2.) When you're funding an organization on the margin, you aren't funding the fixed or bureaucratic costs.

3.) These costs carry with them corresponding advantages of coordination and shared access to resources.

4.) Donating to an organization can be done tax deductibly, which, in the US, is often a savings of 25%.


Young EAs cost their institutions (and thus their donors) up to 90k per year

Can you explain how you arrived at this figure?

Comment author: Lila 25 December 2014 03:21:34AM *  3 points [-]

In most cases I don't see a compelling reason to fund an individual rather than an organization. I'm also worried about what kind of message this sends. To be crass, it makes EA look like a circlejerk.

Comment author: AlasdairGives 25 December 2014 08:00:09AM 4 points [-]

The fear is, put bluntly that this is another way to turn EA people away from focusing on rigourously evidence backed projects for the poor to funding and supporting the lives of rich white people who they are internet friends with to work on speculative projects with no evidence backing.

So long as the amounts and numbers remain fairly small, I think that some kind of speculative VC style funding of people or projects in the EA space is fine. But if people did start to make a career out of gratipay - I think a lot more skepticism would be needed.

Comment author: jayd 25 December 2014 01:00:56PM 2 points [-]

In most cases I don't see a compelling reason to fund an individual rather than an organization.

I don't see the difference between funding individuals and organisations, since you can treat individuals as one-person organisations with a narrower range of projects, and by funding organisations you're ultimately funding individuals. Some of the things produced by .impact members, which I believe are mostly done by individuals or small groups, compare quite well with those produced by organisations.

Comment author: oagr 25 December 2014 05:36:19AM 3 points [-]

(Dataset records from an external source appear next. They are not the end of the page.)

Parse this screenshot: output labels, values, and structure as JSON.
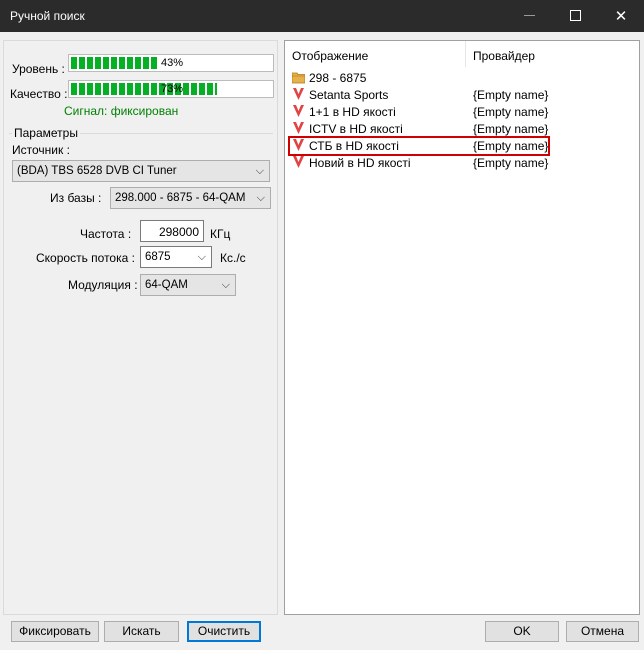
{
  "window": {
    "title": "Ручной поиск"
  },
  "signal": {
    "level_label": "Уровень :",
    "level_value": 0.43,
    "level_text": "43%",
    "quality_label": "Качество :",
    "quality_value": 0.73,
    "quality_text": "73%",
    "status": "Сигнал: фиксирован",
    "bar_color": "#06b025"
  },
  "params": {
    "group_title": "Параметры",
    "source_label": "Источник :",
    "source_value": "(BDA) TBS 6528 DVB CI Tuner",
    "from_base_label": "Из базы :",
    "from_base_value": "298.000 - 6875 -  64-QAM",
    "frequency_label": "Частота :",
    "frequency_value": "298000",
    "frequency_unit": "КГц",
    "symbolrate_label": "Скорость потока :",
    "symbolrate_value": "6875",
    "symbolrate_unit": "Кс./с",
    "modulation_label": "Модуляция :",
    "modulation_value": "64-QAM"
  },
  "list": {
    "columns": [
      "Отображение",
      "Провайдер"
    ],
    "rows": [
      {
        "name": "298 - 6875",
        "provider": "",
        "icon": "folder-icon"
      },
      {
        "name": "Setanta Sports",
        "provider": "{Empty name}",
        "icon": "tv-channel-icon"
      },
      {
        "name": "1+1 в HD якості",
        "provider": "{Empty name}",
        "icon": "tv-channel-icon"
      },
      {
        "name": "ICTV в HD якості",
        "provider": "{Empty name}",
        "icon": "tv-channel-icon"
      },
      {
        "name": "СТБ в HD якості",
        "provider": "{Empty name}",
        "icon": "tv-channel-icon"
      },
      {
        "name": "Новий в HD якості",
        "provider": "{Empty name}",
        "icon": "tv-channel-icon"
      }
    ],
    "highlight_color": "#d00000"
  },
  "buttons": {
    "fix": "Фиксировать",
    "search": "Искать",
    "clear": "Очистить",
    "ok": "OK",
    "cancel": "Отмена"
  }
}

There are over 1k communities on Gratipay, many doing very arguably less directly important things. This isn't just money for anyone, it's supposed to be for projects done by people who haven't set up official nonprofits (very few people have done this). It also does work for organizations, such as those online.

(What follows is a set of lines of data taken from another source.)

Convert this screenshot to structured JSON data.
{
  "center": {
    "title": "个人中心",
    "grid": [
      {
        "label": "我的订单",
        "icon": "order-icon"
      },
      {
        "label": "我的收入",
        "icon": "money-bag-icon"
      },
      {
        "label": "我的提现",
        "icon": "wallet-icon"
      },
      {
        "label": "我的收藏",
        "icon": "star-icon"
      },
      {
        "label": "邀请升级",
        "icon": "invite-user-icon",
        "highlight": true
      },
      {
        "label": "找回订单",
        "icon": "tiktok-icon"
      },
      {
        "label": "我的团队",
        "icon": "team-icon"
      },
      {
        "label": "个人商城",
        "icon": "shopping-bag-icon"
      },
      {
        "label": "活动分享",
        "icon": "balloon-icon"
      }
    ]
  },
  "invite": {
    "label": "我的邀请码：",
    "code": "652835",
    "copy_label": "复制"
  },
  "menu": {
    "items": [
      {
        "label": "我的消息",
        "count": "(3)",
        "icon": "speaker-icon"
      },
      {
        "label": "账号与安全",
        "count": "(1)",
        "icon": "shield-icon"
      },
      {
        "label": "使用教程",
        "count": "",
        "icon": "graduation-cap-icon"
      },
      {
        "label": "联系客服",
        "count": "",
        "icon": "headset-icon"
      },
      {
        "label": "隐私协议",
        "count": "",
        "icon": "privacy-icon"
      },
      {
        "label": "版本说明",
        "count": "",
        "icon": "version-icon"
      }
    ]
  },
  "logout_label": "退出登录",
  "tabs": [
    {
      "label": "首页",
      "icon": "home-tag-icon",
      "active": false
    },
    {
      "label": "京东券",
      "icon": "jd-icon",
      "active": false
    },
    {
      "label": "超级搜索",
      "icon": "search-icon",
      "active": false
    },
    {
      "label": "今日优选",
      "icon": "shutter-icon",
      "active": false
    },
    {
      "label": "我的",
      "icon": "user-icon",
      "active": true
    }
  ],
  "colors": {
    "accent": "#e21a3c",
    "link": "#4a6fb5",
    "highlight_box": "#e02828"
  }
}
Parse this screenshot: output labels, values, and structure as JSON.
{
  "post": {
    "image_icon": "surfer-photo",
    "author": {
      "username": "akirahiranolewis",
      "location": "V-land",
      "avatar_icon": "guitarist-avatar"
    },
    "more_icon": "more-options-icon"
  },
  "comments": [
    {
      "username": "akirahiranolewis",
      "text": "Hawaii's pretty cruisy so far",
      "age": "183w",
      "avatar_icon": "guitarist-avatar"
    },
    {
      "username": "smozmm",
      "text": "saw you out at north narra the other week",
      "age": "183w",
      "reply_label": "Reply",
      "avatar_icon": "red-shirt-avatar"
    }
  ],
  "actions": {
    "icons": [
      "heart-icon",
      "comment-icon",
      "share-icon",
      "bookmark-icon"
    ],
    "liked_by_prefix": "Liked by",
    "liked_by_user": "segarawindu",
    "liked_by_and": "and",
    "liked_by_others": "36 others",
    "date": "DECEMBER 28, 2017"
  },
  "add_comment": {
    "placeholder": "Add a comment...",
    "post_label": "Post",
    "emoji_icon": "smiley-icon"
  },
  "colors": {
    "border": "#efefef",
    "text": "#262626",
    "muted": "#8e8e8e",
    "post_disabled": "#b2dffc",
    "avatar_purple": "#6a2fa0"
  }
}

Comment author: Diego_Caleiro 27 December 2014 02:35:10AM 0 points [-]

Lila, see my comment above. Also notice the current Status quo is, as AlasdairGives mentioned, rich white people who are receiving the money through institutions, which sometimes have to pay other rich white people fees and other costs, people who are not doing EA work. Overall my best guess is that donating to institutions is about twice worse than donating to individuals in terms of cost per employee and task. It could be more.

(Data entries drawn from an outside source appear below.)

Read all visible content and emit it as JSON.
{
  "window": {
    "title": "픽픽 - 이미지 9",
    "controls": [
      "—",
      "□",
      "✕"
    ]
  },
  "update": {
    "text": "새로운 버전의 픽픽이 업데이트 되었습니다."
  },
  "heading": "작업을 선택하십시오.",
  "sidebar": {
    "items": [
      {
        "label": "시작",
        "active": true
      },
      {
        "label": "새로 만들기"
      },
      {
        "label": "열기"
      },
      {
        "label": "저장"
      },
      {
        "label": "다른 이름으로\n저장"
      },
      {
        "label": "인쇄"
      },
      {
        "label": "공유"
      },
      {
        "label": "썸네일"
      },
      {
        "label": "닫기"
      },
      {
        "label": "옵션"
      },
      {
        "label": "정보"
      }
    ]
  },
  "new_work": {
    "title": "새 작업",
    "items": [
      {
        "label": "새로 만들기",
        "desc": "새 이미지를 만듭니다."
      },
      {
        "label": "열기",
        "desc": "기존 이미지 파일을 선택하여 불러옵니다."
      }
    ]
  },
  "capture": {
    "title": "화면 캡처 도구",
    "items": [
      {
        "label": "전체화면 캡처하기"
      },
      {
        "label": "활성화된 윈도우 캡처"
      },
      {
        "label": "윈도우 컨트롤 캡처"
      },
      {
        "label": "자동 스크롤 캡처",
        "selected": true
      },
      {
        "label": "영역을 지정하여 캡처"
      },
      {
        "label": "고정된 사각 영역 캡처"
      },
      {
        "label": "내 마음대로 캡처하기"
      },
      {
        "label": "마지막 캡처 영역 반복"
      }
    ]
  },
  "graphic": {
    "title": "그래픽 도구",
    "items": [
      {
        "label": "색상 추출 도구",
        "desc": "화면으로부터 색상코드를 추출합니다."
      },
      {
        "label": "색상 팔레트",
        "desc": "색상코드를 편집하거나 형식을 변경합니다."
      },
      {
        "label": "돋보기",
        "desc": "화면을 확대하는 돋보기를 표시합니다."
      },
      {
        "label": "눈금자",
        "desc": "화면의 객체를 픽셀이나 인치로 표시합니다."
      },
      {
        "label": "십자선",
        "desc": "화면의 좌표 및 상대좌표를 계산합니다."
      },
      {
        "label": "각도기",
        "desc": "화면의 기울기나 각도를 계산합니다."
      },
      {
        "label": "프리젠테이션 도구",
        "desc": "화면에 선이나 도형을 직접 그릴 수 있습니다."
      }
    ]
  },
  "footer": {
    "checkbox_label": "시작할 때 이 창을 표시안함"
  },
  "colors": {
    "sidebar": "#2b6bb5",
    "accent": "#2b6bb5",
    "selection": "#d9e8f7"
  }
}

It is important that at least one or two institutions remain affiliated with high status entities. But we no longer need to guarantee this. With Singer on LYCS, Musk and Freeman suporting Superintelligence related NGOs, FHI at Oxford and CSER and FLI burgeoning, we have solved the status question almost to satisfaction. Signalling is not our problem, efficiency is. And 90k can pay one person within institutions, and three or more outside institutions. As long as the feedback and trust mechanisms are good, the next marginal dollar should go to direct donations to individuals. Furthermore since those dollars are donations, and are not conditional on any work, they can be obtained by those who are not currently in their country of citizenship, which enormously facilitates moving for those whose efforts are better allocated elsewhere.

Comment author: Lila 01 January 2015 08:09:34PM 1 point [-]

My concern is that feedback and trust mechanisms aren't good. Even the best of us I think would struggle to produce quality work without a boss and coworkers and deadlines. If organizations are actually just using gratipay to pay their employees without taxes, there are some legal concerns. People don't take kindly to allegations of tax-dodging, and if something like this were to get out, it would probably hurt donations.

Comment author: Bitton 29 December 2014 04:30:30AM 0 points [-]

I'd be interested in joining Gratipay but I don't seem well suited for it as I'm not currently working on a specific project that requires funding.